Les agriculteurs et les agro-industriels pourront bientôt développer leurs activités en contribuant au secteur agricole du Guyana puisque le Small Business Bureau (SBB), en collaboration avec le Centre du commerce international (ITC), a lancé lundi son premier atelier Envision Equity.

L’atelier de deux jours qui se déroule à l’hôtel Ramada Princess, à Providence, cible spécifiquement les personnes travaillant dans les deux domaines.

Il vise à permettre aux producteurs de noix de coco et aux agro-transformateurs d’accéder aux prêts et subventions des deux entités et de leurs institutions financières partenaires telles que la Guyana Bank for Trade and Industry (GBTI) et la Republic Bank.

L’atelier cible plus de 40 agriculteurs et agro-transformateurs des régions deux, trois, quatre, cinq, six et dix.

Le directeur général des CFF, Mohamed Ibrahim, a déclaré au Département de l’information publique (DPI) que cette réunion avait pour but d’aider les agriculteurs à faire progresser leurs entreprises, notamment dans le domaine de la commercialisation.

« Nous connaissions et nous avons pris très au sérieux la vision du président concernant la promotion de l’agriculture dans ce pays. C’est pour cette raison que nous avons mis en place cet atelier spécialisé pour traiter avec les agro-transformateurs », a déclaré Ibrahim.

Il a expliqué que la session adoptera une approche globale dans laquelle chaque agriculteur aura la possibilité de rencontrer en tête-à-tête des représentants des CFF, de l’ITC et des deux banques pour approfondir les discussions financières.

« Ainsi, cet atelier individuel les aidera (les agriculteurs) à élaborer leur plan d’affaires, à développer leur plan de transformation agroalimentaire, leurs installations, et leur apprendra comment accéder à un financement garanti de manière beaucoup plus simple et pratique. » » a posé le PDG.

Parallèlement, le coordinateur de l’ITC, Raymond Trotz, a expliqué que le centre vise à revitaliser l’industrie de la noix de coco.

« Le but de ce programme est de ramener l’industrie à ce qu’elle était dans les années 50 et 60 et de la moderniser… Il existe un programme appelé Alliances pour le développement de l’industrie de la noix de coco dans les Caraïbes.

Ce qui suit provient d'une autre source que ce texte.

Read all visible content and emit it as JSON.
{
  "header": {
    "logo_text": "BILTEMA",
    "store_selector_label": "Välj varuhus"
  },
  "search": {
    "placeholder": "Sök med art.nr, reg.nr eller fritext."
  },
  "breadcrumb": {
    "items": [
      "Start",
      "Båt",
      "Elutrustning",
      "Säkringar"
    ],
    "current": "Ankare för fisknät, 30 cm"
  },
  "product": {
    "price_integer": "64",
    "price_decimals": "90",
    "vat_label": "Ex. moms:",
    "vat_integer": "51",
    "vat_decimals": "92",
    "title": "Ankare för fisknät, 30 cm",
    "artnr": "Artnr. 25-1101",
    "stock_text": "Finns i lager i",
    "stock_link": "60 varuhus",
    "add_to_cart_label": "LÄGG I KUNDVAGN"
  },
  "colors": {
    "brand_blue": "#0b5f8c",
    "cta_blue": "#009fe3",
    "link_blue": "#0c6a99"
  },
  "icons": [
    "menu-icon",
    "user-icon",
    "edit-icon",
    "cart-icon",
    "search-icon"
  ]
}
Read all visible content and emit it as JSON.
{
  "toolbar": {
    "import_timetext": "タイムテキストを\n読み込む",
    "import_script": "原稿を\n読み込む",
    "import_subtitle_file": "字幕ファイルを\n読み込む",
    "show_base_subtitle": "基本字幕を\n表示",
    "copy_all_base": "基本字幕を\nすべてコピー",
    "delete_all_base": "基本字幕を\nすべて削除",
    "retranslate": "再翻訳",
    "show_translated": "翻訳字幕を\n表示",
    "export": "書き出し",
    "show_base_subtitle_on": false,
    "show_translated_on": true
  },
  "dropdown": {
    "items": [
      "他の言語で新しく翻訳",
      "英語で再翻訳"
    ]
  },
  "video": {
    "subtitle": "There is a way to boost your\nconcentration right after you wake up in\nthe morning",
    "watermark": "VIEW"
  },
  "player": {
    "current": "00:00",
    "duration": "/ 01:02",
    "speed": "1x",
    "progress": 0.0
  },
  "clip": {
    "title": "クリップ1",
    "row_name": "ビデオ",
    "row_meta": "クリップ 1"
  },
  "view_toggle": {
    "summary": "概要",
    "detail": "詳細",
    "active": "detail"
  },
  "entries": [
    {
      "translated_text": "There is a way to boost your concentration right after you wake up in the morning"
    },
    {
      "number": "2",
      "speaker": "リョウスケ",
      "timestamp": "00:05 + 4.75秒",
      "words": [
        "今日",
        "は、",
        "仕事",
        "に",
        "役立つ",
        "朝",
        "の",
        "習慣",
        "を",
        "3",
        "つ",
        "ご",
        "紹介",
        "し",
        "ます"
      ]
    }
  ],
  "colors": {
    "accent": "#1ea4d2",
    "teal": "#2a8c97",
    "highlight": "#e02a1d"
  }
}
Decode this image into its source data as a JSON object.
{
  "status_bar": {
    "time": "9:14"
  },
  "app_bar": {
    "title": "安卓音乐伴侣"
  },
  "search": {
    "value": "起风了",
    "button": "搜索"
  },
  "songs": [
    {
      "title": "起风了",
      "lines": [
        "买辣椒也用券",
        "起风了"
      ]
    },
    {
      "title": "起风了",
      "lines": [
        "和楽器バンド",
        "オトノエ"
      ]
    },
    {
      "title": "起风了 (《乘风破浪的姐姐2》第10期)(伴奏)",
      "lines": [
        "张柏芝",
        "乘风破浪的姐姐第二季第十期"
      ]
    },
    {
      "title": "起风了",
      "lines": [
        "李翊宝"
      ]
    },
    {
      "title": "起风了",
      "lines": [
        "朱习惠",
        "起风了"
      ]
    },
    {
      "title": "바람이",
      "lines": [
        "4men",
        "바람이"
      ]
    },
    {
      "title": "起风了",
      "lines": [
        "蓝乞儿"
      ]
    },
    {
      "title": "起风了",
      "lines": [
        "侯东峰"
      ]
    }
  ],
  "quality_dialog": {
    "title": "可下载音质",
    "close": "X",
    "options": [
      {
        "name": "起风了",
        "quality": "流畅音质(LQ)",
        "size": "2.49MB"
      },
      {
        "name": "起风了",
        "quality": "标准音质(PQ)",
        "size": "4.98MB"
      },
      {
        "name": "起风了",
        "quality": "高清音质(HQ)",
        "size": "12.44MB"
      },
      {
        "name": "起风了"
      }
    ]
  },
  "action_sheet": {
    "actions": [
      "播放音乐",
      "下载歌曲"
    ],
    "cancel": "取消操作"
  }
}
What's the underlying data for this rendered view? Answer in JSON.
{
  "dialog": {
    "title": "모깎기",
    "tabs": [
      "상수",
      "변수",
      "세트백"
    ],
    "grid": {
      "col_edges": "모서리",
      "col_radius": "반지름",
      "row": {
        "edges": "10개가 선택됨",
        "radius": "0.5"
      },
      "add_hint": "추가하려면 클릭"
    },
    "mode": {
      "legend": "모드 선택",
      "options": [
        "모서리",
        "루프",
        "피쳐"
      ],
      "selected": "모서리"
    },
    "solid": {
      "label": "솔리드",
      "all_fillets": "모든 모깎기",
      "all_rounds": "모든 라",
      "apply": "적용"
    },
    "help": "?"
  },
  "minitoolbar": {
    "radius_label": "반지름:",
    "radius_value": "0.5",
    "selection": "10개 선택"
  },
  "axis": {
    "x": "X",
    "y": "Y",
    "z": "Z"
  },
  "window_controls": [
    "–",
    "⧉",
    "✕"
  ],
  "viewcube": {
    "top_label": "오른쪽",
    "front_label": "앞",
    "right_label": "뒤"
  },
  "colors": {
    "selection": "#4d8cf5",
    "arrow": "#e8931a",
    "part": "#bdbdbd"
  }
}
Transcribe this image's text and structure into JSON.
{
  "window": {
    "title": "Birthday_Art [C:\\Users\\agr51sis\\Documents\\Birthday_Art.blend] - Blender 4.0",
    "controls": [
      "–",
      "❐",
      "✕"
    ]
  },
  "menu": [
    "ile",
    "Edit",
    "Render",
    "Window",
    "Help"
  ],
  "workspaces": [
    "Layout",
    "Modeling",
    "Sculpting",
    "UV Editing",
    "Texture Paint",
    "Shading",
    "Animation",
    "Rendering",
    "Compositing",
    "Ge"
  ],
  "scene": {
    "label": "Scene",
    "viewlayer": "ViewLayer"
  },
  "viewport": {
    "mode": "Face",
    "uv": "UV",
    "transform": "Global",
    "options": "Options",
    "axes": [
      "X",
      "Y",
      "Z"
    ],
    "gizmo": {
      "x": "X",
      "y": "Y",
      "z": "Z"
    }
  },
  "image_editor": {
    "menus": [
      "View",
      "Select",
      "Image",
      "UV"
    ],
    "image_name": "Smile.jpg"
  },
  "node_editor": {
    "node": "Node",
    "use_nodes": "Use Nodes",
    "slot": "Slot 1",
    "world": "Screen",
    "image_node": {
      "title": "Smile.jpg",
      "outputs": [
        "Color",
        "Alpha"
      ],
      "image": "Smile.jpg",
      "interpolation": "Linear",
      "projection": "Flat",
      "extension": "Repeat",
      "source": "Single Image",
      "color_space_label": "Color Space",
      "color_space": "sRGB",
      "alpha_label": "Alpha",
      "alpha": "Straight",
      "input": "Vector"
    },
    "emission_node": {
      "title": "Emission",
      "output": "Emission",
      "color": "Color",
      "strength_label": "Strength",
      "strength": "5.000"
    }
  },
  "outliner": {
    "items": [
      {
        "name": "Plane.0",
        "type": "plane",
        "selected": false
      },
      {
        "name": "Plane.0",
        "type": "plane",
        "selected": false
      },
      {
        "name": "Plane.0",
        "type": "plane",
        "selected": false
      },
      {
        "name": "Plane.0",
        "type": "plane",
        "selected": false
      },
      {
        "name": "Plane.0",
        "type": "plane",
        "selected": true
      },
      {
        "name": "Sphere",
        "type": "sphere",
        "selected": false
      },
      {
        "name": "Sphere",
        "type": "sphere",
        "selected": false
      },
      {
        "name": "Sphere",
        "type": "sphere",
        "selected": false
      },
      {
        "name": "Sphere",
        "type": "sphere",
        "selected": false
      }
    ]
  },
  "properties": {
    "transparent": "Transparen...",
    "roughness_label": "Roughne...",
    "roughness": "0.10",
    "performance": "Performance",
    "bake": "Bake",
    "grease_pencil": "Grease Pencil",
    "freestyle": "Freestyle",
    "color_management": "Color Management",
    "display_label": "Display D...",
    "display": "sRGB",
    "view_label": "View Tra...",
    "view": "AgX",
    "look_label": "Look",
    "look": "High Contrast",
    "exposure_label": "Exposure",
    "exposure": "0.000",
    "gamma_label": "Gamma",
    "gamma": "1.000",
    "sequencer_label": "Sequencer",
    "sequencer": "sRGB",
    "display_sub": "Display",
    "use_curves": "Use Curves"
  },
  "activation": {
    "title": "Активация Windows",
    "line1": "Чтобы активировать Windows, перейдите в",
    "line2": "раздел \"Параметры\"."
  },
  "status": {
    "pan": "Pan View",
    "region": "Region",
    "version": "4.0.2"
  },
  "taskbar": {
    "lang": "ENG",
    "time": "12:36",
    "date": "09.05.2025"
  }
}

Il est parrainé par l’Union européenne et le CARIFORUM mais il est administré par l’ITC en collaboration avec l’Institut de recherche et de développement des Caraïbes (CARDI). Il y a plusieurs aspects du programme qui incluent le marketing et c’est pourquoi nous sommes ici aujourd’hui », a expliqué Trotz.

En ce qui concerne les Alliances pour le développement de l’industrie de la noix de coco, le coordinateur a déclaré qu’il jugeait l’atelier nécessaire car il permet le développement de l’industrie de la noix de coco tout au long de la chaîne de valeur, qui va de la production à la transformation en passant par la commercialisation.